Quand ça ne veut pas, ça ne veut pas...
Après être passé à la réalisation une première fois avec un grotesque "Geostorm" sentant la naphtaline de tout ce qui n'allait pas dans les blockbusters des années 90, celui que l'on a connu comme scénariste attitré de Roland Emmerich (c'est dire la finesse) revient humblement avec un thriller à bien plus petit budget dont il a eu au moins la bonne idée de ne pas tenter d'écrire le scénario.
Hélas, le mauvais goût de Dean Devlin ne s'arrête pas à ses propres oeuvres mais s'étend aussi à ses choix de lecture et notamment au scénario épouvantable de "Bad Samaritan" où il a cru voir on ne sait trop comment un certain potentiel à le porter à l'écran. Dans un sens, si, on peut le comprendre, le pitch très basique de "Bad Samaritan" témoignait tout de même d'une certaine efficacité et n'était pas une grosse prise de risques a priori, la promesse d'un petit thriller pouvant faire un mininum son job était bel et bien présente...
Se rêvant photographe, Sean officie avec son meilleur ami comme voiturier d'un restaurant. Dès qu'un véhicule plus luxueux que les autres se retrouve entre leurs mains, à tour de rôle, ils en profitent pour consulter son GPS et aller cambrioler les maisons des conducteurs pendant que ceux-ci sont attablés. Leur petit combine fonctionne à merveille jusqu'au jour où, dans la propriété de l'un d'entre d'eux, Sean découvre une jeune femme visiblement torturée et ligotée...
La rapide scène d'ouverture affreuse, les plans d'exposition d'une autre époque sur fond de musique pompeuse, une petite amie nue au bout d'à peine deux minutes de film, une présentation du héros d'une naïveté confondante... Après seulement quelques scènes, tous les niveaux d'alerte de naveton en puissance sont déjà au maximum et personne ne fera grand chose pour les démentir par la suite. La mise en place du pitch va parvenir à faire un temps illusion par le suspense presque obligatoire qui en découle (toute la première nuit en gros) mais les évènements postérieurs à cette première confrontation avec ce tueur vont, eux, se donner pour but de repousser les limites du ridicule de manière assez impressionnante.

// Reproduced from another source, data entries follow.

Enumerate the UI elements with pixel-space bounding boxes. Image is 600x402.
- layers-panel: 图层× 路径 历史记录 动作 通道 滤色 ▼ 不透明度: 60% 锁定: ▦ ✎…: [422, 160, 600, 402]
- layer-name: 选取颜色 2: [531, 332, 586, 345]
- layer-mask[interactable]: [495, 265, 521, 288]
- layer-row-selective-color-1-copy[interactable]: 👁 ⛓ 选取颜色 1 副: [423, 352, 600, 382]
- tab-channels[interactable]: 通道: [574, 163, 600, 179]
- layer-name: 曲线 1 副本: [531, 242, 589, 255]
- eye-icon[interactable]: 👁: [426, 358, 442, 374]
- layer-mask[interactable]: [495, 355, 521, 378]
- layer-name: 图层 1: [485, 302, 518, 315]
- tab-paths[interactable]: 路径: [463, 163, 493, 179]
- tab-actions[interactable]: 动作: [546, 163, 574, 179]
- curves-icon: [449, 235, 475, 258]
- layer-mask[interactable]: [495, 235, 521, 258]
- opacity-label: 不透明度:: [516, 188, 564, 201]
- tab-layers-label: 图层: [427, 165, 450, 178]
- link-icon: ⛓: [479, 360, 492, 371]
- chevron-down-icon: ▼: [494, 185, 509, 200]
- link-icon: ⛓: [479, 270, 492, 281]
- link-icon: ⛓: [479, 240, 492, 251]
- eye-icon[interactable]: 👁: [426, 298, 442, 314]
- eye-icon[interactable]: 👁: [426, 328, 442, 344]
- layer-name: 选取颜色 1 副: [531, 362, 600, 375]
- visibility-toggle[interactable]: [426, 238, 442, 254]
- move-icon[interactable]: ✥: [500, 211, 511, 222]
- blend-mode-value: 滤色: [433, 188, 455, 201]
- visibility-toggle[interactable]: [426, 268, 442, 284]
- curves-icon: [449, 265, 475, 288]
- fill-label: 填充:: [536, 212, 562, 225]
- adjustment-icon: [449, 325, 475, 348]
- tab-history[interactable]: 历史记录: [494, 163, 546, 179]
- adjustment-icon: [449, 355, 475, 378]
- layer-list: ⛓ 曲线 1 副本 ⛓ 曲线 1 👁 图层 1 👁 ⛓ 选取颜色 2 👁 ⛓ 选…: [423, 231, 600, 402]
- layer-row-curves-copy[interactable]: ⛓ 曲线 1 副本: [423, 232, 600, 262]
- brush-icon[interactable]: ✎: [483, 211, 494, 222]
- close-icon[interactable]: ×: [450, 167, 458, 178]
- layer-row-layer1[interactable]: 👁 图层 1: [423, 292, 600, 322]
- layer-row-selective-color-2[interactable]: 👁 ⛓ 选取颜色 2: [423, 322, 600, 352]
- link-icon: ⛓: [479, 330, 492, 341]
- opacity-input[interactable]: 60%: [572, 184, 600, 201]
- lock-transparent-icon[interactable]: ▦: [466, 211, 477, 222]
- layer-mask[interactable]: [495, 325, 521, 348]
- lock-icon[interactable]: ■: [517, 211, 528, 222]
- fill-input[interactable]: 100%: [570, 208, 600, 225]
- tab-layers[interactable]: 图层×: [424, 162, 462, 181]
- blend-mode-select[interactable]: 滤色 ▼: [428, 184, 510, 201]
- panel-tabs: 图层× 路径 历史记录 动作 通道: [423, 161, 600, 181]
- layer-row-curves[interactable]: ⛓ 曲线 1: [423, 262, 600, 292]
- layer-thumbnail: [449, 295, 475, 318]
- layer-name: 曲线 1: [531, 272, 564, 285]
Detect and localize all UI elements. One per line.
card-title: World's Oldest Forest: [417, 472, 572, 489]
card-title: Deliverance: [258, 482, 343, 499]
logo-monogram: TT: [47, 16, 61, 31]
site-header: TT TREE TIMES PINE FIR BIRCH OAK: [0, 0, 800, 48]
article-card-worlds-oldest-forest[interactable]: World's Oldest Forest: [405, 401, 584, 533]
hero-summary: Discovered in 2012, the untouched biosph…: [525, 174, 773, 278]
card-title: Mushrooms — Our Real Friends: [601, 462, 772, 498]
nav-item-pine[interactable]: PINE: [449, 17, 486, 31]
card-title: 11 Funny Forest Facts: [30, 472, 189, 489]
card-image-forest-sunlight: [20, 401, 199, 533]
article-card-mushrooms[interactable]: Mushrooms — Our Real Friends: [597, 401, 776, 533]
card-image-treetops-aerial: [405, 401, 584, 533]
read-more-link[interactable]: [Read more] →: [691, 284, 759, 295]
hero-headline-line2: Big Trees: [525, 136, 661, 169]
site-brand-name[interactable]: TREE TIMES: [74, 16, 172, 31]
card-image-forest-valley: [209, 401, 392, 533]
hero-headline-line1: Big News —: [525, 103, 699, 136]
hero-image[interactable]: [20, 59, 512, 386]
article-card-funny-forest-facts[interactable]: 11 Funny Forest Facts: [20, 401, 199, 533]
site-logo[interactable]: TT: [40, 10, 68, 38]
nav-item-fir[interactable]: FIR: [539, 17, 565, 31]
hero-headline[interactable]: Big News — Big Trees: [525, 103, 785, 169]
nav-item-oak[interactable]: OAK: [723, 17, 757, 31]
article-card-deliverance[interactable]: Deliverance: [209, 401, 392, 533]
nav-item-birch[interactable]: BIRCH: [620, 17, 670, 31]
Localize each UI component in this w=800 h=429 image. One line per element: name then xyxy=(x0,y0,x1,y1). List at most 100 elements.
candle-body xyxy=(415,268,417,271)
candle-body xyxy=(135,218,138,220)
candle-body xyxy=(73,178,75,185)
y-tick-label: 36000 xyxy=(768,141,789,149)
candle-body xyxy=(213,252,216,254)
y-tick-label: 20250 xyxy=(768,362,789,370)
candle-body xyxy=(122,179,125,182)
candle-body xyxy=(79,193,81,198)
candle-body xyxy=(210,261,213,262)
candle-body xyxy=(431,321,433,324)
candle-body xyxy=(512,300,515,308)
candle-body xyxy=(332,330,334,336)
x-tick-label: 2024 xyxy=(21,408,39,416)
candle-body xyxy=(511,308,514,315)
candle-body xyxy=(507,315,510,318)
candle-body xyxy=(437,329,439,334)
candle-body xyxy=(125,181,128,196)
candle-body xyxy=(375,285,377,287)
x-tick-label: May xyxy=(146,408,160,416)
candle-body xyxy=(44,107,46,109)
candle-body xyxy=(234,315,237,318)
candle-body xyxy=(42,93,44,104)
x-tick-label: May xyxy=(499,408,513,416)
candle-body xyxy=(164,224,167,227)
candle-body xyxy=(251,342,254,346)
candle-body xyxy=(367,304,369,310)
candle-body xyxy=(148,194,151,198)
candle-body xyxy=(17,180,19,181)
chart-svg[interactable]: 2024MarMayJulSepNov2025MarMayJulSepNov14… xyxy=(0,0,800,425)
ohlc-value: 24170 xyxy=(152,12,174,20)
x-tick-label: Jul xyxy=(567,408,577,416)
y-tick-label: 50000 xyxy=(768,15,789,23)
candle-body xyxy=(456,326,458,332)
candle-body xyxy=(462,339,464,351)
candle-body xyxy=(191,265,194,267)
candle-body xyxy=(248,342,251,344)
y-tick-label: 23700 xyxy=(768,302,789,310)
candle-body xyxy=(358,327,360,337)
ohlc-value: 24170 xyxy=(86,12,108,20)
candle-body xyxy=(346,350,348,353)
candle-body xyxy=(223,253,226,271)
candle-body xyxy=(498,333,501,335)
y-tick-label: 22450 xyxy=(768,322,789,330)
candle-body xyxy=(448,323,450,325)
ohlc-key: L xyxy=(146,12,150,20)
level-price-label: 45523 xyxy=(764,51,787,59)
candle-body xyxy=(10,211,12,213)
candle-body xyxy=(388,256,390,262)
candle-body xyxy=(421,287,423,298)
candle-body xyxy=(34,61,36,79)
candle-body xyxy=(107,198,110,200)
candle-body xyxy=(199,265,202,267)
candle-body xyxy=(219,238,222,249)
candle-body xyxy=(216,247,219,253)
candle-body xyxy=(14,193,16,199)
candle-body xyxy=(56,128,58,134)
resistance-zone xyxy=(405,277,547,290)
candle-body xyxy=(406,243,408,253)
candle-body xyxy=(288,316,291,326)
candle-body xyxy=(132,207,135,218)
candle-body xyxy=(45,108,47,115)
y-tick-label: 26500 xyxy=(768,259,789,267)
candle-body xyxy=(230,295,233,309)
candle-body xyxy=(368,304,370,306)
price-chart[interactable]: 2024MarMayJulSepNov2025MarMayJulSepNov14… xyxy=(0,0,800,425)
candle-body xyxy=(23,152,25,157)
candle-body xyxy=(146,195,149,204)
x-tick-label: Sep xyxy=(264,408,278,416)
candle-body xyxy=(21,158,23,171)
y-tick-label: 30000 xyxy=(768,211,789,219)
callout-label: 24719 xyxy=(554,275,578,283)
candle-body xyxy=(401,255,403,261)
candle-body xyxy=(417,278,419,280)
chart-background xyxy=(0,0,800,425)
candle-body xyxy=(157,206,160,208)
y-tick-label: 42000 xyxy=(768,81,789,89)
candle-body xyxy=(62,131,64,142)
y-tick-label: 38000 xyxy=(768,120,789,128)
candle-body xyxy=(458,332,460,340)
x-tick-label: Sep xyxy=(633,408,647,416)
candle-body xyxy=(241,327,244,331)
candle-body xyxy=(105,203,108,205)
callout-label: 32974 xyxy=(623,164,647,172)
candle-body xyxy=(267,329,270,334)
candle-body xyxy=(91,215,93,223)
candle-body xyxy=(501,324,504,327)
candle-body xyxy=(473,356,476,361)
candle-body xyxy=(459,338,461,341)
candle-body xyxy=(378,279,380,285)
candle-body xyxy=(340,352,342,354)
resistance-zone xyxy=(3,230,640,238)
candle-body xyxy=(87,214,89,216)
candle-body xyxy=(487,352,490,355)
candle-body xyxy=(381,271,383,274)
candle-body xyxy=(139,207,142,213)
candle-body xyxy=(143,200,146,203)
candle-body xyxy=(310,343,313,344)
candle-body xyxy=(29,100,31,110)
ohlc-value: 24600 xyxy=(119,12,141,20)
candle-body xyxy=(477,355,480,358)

D'un côté, il y a ce héros à l'innocence invraisemblable, prêt à sauver inexplicablement une inconnue au prix de tous les risques possibles (la prison, sa carte verte, sa propre vie et celles de son entourage) et, de l'autre, un tueur dont on ne cesse de se demander comment il a fait pour s'en sortir jusque-là à la vue de son comportement complètement idiot. Traumatisé par une sombre histoire de cheval et de femme (!), ce dernier semble avoir les capacités innées d'un James Bond en puissance (avec un panel d'outils qui va de mouchards ultra-perfectionnés jusqu'à des bombes et un nombre incroyable de téléphones jetables) et fait surtout tout pour se faire arrêter en mentant là où il n'y a pas vraiment besoin à un policier (avec la tête la plus louche qu'il soit de surcroît) ou encore en agissant en plein jour à la vue de tous avec une chance quasiment divine. Mieux, à un moment, au lieu d'agir de la manière la plus radicale afin de préserver sa tranquillité et de s'occuper de sa victime vers laquelle il paraît se téléporter comme par magie, le bonhomme préférera pourrir la vie du héros à la manière d'une adolescente vexée en piratant notamment son compte Facebook sous couvert d'un plan improbable qu'il nous révélera en bout de course...
Forcément, à ce stade, "Bad Samaritan" ne pourra plus se targuer d'une once de crédibilité et se contentera d'empiler les situations de plus en plus grosses en vue d'un affrontement final amené n'importe comment pour enfin satisfaire la quête de rédemption jusqu'au-boutiste de son héros plus illuminé que jamais.
On pouvait au moins espérer que le duel d'acteurs 100% UK entre Robert Sheehan ("Misfits") et David Tennant ("Dr Who", "Broadchurch") soit le pilier auquel nous rattacher pour assurer un minimum de spectacle : pas de bol, dans le rôle de Sean, le premier peine lui à donner une véritable épaisseur tandis que Tennant, visiblement conscient de l'absurdité totale de son personnage, se contente de crisper la mâchoire et de rouler les yeux dans tous les sens pour nous signaler le caractère sans pitié et fou de son tueur...
On se consolera en se disant que ce téléfilm à peine susceptible de faire frissonner une ménagère dans les années 90 est tout de même plus regardable que "Geostorm" et qu'il y a donc encore une marge de progression existante chez Dean Devlin... Mais à quoi bon ? Il part de tellement loin... et d'une époque trop lointaine.